The White House plans to substantially hike defense spending, but it’s going to cut other agency budgets with a big axe. It is nail-biting time for people who develop supercomputers and do other scientific work that relies on federal R&D funding.

The White House said Monday it will increase defense spending, currently at about $600 billion, by $54 billion or 9%. But most other agencies, with the exception of ‘security agencies,’ will see budget reductions, it said at a briefing for reporters on Monday.

This means the cuts will fall heavily on agencies such as the Department of Energy, which funds exascale supercomputing development. Another target may be the National Science Foundation, a major funder of basic scientific research. Overall, the cuts will be focused on civilian agencies because there isn’t a lot of room to cut otherwise. The Trump administration is expected to leave Medicare and Social Security alone.

“If the president wants to cut things like exascale computing, we can be absolutely 100% sure that America will be less great,” said Robert Atkinson, president of the Information Technology and Innovation Foundation (ITIF).

China continues to remind the US that it is winning the supercomputing race. It plans to release the first prototype exascale supercomputer, the Tianhe-3, in early 2018 – state media had previously reported late 2017 – according to a recent report in China Daily, a state-run news outlet.

China’s exascale system “will be made entirely in China from processors to operating system,” and will be fully operational by 2020 – “earlier than the US plan for its exascale supercomputer,” the China Daily noted.

In December, the US developed a plan to shave two years off its exascale timetable with the goal of releasing a system by 2021, still a year behind China. This accelerated schedule, developed before President Donald Trump took office, requires more funding, but a cut in the DoE’s advanced computing budget may well delay a US-made exascale system.

A petaflop system can perform one quadrillion arithmetic operations per second. An exascale system runs at 1,000 petaflops.

The problem with the Trump administration is it may not be convinced it’s in competition with China or with other nations globally.

The ITIF Monday released a report warning that the Trump administration will “torpedo US growth” if it adopts conservative think tank Heritage Foundation’s “ideological blueprint” for federal investment.

The United States’ R&D funding as a percentage of GDP has been declining while China’s increases, said Atkinson. “There should be zero doubt about what’s going to happen after you keep that trend up a while,” said Atkinson. “They will win if we don’t change course.”

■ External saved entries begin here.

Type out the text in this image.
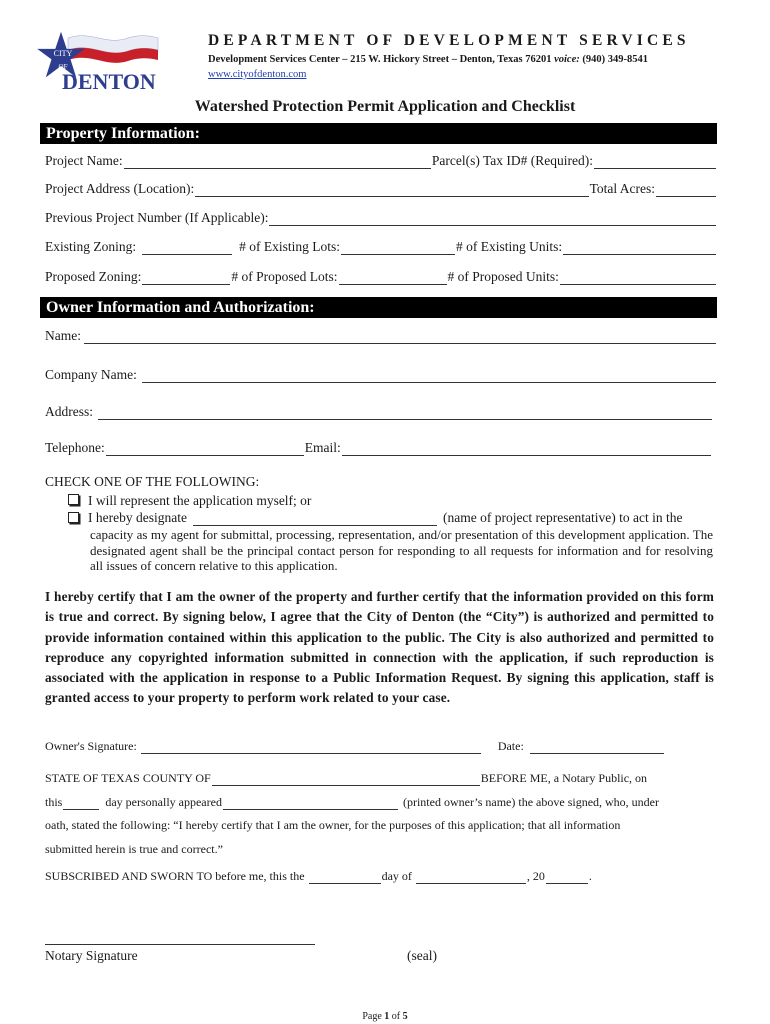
CITY
OF
DENTON
DEPARTMENT OF DEVELOPMENT SERVICES
Development Services Center – 215 W. Hickory Street – Denton, Texas 76201 voice: (940) 349-8541
www.cityofdenton.com
Watershed Protection Permit Application and Checklist
Property Information:
Project Name:	Parcel(s) Tax ID# (Required):
Project Address (Location):	Total Acres:
Previous Project Number (If Applicable):
Existing Zoning:	# of Existing Lots:	# of Existing Units:
Proposed Zoning:	# of Proposed Lots:	# of Proposed Units:
Owner Information and Authorization:
Name:
Company Name:
Address:
Telephone:	Email:
CHECK ONE OF THE FOLLOWING:
I will represent the application myself; or
I hereby designate	(name of project representative) to act in the
capacity as my agent for submittal, processing, representation, and/or presentation of this development application. The designated agent shall be the principal contact person for responding to all requests for information and for resolving all issues of concern relative to this application.
I hereby certify that I am the owner of the property and further certify that the information provided on this form is true and correct. By signing below, I agree that the City of Denton (the “City”) is authorized and permitted to provide information contained within this application to the public. The City is also authorized and permitted to reproduce any copyrighted information submitted in connection with the application, if such reproduction is associated with the application in response to a Public Information Request. By signing this application, staff is granted access to your property to perform work related to your case.
Owner's Signature:	Date:
STATE OF TEXAS COUNTY OF	BEFORE ME, a Notary Public, on
this	day personally appeared	(printed owner’s name) the above signed, who, under
oath, stated the following: “I hereby certify that I am the owner, for the purposes of this application; that all information
submitted herein is true and correct.”
SUBSCRIBED AND SWORN TO before me, this the	day of	, 20	.
Notary Signature	(seal)
Page 1 of 5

Atkinson would like to see the US increase, over five years, R&D by $100 billion, which would raise the R&D budget to a level that is comparable with that in President Ronald Reagan’s era.

If the Trump administration follows Heritage’s advice and rolls back the Department of Energy’s advanced-computing research to the 2008 level – a 35% cut – the U.S. “would cede the advantage to America’s global competitors, which are doing the exact opposite – significantly increasing their investment in R&D and deployment of these technologies,” the ITIF said in its report.

Ray Bjorklund, president of government IT market research firm Birchgrove Consulting, expects the Trump administration will get some, but not all, of what it asks for from Congress. The Democrats will likely seek increases in domestic spending in exchange for a large hike in national security spending, he said.

Bjorklund believes that federal contract spending in most agencies will decline 10%.

“The ramp-up in national security spending will be largely directed to hiring people, namely armed service members and law enforcement officers for border protection and customs and immigration enforcement,” said Bjorklund.

The Trump budget also could spell trouble for other science-based agencies such as NASA and the National Oceanic and Atmospheric Administration.